Warriors: A Starless Clan
- River (2022); Sky (2022); Shadow (2023); Thunder (2023); Wind (2024); Star (2024);
- Author: Erin Hunter
- Publisher: HarperCollins
- Published: 5 April 2022 – 5 November 2024
- No. of books: 6
- Preceded by: Warriors: The Broken Code
- Followed by: Warriors: Changing Skies

= Warriors: A Starless Clan =

Eighth arc in the Warriors series

Warriors: A Starless Clan is the eighth sub-series ("arc") in Warriors, a juvenile fantasy novel series by Erin Hunter. Consisting of six books, it was published between 2022 and 2024. A Starless Clan follows protagonists Nightheart, Sunbeam and Frostdawn, feral cats who live in Clans. A Starless Clan received mixed reviews from critics.

==Publication history==
- River (5 April 2022)
- Sky (1 November 2022)
- Shadow (4 April 2023)
- Thunder (7 November 2023)
- Wind (2 April 2024)
- Star (5 November 2024)

==Plot summaries==
===Series continuity===
A Starless Clan is the eighth Warriors sub-series ("arc"), set after the events of The Broken Code. It is followed by the ninth arc, Changing Skies.

==Critical reception==
Kirkus Reviews wrote that "a major theme" of River is changing the Clans' code of honor for "whenever a feline Romeo-and-Juliet situation arises". Kirkus Reviews also wrote that River "maintains some of the charm of the series", but criticised it for "trying to pack too much into each chapter" and Curlfeather's "disturbing" death.

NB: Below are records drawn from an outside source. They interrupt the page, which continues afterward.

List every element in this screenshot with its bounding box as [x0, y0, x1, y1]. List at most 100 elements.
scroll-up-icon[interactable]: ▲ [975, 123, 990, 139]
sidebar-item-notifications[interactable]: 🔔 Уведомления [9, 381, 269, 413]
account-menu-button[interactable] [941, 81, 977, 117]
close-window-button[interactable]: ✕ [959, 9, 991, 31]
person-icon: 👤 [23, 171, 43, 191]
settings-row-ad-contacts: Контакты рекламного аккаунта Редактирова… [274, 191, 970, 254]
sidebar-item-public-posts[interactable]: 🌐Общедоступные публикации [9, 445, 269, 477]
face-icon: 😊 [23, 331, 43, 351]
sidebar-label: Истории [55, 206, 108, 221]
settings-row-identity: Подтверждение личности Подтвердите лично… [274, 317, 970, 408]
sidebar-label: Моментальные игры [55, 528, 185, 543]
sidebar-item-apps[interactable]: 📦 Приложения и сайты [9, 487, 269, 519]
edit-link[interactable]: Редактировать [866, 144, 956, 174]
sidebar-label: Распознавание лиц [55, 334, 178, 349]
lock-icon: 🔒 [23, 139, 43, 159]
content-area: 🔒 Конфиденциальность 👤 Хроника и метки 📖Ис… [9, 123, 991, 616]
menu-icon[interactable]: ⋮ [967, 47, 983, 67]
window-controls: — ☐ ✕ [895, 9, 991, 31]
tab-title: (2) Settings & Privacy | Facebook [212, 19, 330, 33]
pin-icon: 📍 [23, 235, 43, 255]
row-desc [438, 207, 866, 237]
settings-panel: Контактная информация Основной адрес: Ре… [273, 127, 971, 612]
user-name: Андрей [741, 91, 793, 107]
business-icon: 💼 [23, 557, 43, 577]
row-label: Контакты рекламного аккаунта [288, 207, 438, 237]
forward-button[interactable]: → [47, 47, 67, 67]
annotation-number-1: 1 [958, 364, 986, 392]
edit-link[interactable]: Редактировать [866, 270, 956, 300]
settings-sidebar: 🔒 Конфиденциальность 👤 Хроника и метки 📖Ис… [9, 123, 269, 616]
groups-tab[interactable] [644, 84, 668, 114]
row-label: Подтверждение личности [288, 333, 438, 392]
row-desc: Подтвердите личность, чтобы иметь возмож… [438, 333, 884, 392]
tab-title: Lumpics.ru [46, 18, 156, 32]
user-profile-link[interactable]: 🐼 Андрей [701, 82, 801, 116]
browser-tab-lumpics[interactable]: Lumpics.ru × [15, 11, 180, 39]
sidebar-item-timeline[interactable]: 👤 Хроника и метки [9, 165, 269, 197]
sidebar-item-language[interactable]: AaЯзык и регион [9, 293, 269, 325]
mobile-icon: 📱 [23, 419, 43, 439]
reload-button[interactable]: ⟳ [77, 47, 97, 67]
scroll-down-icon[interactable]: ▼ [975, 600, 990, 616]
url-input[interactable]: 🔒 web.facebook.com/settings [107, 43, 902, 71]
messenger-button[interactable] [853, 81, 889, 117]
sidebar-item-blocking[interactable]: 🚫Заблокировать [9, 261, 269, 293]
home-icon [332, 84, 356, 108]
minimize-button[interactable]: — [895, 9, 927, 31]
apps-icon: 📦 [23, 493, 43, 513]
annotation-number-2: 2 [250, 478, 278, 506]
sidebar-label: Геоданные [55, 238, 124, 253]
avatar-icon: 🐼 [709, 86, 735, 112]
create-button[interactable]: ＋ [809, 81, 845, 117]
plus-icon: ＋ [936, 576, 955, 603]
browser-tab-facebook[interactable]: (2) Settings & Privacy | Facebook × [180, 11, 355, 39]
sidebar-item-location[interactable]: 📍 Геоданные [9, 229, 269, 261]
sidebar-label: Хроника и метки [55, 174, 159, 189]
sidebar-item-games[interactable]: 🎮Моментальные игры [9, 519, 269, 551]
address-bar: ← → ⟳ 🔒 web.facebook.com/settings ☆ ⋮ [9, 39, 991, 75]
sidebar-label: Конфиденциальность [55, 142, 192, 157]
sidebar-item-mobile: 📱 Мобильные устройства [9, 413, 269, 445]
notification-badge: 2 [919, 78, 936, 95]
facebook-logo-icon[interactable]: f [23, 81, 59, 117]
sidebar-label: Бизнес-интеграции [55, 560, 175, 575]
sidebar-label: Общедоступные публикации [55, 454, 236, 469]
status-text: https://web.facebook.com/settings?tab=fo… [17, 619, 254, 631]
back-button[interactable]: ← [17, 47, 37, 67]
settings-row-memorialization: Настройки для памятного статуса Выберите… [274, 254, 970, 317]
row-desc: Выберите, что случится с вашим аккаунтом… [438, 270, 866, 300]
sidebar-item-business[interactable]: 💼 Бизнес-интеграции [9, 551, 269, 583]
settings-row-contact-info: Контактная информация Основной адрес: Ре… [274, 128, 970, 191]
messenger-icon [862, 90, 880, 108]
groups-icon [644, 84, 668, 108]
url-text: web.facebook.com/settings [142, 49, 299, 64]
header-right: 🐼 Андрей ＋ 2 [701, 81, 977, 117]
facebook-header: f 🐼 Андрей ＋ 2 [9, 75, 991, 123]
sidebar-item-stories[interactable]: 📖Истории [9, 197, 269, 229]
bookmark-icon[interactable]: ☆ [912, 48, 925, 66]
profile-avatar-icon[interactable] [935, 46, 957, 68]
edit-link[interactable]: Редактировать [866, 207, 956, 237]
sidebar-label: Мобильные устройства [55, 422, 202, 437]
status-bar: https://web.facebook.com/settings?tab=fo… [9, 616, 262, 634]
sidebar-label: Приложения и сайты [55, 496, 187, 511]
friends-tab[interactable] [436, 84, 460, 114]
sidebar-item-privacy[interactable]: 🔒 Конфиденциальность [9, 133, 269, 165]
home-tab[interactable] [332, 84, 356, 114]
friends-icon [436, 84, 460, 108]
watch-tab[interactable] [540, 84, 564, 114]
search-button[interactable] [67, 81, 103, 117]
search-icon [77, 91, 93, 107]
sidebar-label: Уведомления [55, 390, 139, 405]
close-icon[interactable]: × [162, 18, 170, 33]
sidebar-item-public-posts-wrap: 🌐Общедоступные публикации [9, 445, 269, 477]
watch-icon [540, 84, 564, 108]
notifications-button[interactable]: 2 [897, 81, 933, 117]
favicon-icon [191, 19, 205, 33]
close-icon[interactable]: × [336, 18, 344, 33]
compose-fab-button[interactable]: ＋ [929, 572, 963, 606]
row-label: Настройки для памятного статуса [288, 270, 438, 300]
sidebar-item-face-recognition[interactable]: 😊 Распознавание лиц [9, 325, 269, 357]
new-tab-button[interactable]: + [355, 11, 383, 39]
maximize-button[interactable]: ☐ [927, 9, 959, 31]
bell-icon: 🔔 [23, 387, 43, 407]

A different review by Kirkus Reviews wrote that a theme of Sky is dealing with xenophobia. It also praised Sky for "skillfully [using] the cats' conversations to fill in gaps for readers unfamiliar with the series" and "effortlessly balanc[ing] character traits and job descriptions equally among genders and ages".

Kirkus Reviews wrote that Shadow "gracefully incorporat[es] plot", and presents "finding one's calling and navigating relationships" well to an adolescent audience. It also commented that past chapter 16, the quality "plummets dramatically".

On 15 May 2022, River had been a New York Times Best Seller for four weeks. On 27 November 2022, Sky had been a New York Times Best Seller for two weeks.